Summer is a-coming in - I think!

You may be forgiven for thinking that, after more than 60 years, the sudden realization that summer is actually happening again may not really do much to me - but it still does! Today, despite a cool wind, the fresh green leaves glowed in the odd glimpses of sun, black gnats swarmed over the stickles for the very first time this year, rhododendrons bloomed on the Lifton Park drive - by God it felt good! A few trout rose, more in some pools than others, but they were catchable on dry fly. An inch of extra water after yesterday's rain has helped push more smolts seaward, but they are still not all gone yet.
All things are late this season, not a sign of a hawthorn fly, and in the frenzied melee of hirundines over the river fields there are still no swifts. I am sure they will be here soon, as will the salmon, to catch a salmon at Lifton before the swifts arrive is rare indeed. Rain is falling again as I write, and should give the little smolts encouragement to head down-river tonight - I wish them well on their dangerous journey, and look forward to their return.
David Pilkington

Tuesday, 23 April 2013

Smolts Galore!

The seemingly interminable non-Spring of 2013 rolls gently on, at last a few glimpses of the sun,but everything natural, in terms of flowers, trees, insects etc., appears to be 3 or 4 weeks behind. One thing, however, to brighten the horizon, is the excellent numbers of smolts in our water.
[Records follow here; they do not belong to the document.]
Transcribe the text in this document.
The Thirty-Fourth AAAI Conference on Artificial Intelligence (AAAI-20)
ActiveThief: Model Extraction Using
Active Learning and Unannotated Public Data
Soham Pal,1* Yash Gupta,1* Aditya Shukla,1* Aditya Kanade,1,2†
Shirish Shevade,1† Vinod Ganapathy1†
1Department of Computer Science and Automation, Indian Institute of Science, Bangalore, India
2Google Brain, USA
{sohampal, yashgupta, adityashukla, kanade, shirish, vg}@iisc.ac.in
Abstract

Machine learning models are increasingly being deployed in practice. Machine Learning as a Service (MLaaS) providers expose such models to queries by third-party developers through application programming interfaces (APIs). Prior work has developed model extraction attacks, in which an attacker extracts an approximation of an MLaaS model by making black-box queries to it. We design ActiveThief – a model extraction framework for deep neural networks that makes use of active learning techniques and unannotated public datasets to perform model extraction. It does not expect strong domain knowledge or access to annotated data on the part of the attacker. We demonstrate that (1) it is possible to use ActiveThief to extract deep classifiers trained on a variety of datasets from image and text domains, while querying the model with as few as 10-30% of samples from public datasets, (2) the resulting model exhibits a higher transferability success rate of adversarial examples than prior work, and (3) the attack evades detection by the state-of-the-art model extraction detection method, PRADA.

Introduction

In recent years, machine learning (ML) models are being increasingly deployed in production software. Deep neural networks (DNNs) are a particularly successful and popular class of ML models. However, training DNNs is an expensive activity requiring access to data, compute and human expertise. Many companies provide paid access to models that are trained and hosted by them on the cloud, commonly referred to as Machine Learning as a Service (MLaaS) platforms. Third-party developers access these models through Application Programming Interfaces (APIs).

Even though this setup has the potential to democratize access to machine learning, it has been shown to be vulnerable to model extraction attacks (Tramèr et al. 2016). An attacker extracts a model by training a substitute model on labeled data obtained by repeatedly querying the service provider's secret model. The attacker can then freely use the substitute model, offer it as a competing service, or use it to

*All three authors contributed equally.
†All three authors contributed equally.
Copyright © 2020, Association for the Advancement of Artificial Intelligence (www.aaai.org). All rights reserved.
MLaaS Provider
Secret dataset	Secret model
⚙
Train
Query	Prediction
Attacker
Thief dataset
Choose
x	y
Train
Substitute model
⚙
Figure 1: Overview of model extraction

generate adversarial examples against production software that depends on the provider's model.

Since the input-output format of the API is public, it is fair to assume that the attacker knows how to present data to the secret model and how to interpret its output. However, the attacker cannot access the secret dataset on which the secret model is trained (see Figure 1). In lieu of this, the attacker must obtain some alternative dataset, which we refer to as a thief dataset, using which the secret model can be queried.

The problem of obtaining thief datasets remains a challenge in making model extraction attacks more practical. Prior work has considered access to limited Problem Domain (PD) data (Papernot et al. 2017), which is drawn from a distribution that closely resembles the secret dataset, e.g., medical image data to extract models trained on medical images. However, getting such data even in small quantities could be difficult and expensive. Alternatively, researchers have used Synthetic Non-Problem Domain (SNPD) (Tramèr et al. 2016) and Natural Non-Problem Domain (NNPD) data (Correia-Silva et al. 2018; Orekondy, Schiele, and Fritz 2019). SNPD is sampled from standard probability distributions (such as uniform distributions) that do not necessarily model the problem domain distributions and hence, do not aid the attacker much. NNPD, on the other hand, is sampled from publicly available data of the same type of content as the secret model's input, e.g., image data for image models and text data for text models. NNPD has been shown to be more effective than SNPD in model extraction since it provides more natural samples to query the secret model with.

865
All the rivers, from the larger Tamar to the humble little tributaries like the Wolf and Thrushel, are stuffed full of both salmon and sea-trout smolts. These brave, beautiful little bars of silver are currently dropping down every night towards the sea, helped by smatterings of rain and decent flows in the rivers.
I cannot recall seeing so many, the pool above the gauging weir at Polson on the Tamar was alive with them, dimpling the surface across the whole pool. Their presence has not gone unnoticed by the cormorants, fortunately just before our licence expired, so did one of a pair seen on the Tamar.
This superb smolt run augers well for the future, many of the sea-trout smolts were as much as 8 inches long, and these will be back in the river again by July, having at least trebled their weight. The run of school peal should be good this year, as for the salmon it will be one or two full years before they return.
Trout fishers have been reporting these smolts from all the beats, along with a few nice brownies, best around 10 inches, and an odd grayling.  Fly hatches are just now starting to build, I saw more Grannom on the Lyd this morning than I have done so far for the year. Large dark olives and large brook duns are about, we are expecting the swarms of black gnats soon, and of course May is very much the fly fisher's month. David Pilkington  

Tuesday, 2 April 2013

One swallow doth not a summer make!

It certainly was April Fool's Day. Tim and I were working on the Tamar yesterday morning,  getting the riverbank back into fishable order after the winter floods, and there was a swallow. I looked again, expecting someone in a Jester's outfit to be playing it on a bit of nylon, but no, it really was a swallow.
The sun was out but the bitter east wind cut like a knife. Just briefly, while digging silt out of a flight of steps, in a very sheltered spot, I shed my coat, and contemplated shedding my jumper. Standing back in the wind on top of the bank admiring my work, I was glad I didn't.
Down beside the water, in the sun and out of the wind, new growth of nettles and celandines was thrusting hopefully upwards. A pair of grey wagtail flitted about, hoping for a hatch of fly, rather like the anglers. On Easter Saturday we saw a peregrine carrying some unfortunate songbird, being given serious grief by a pair of ravens.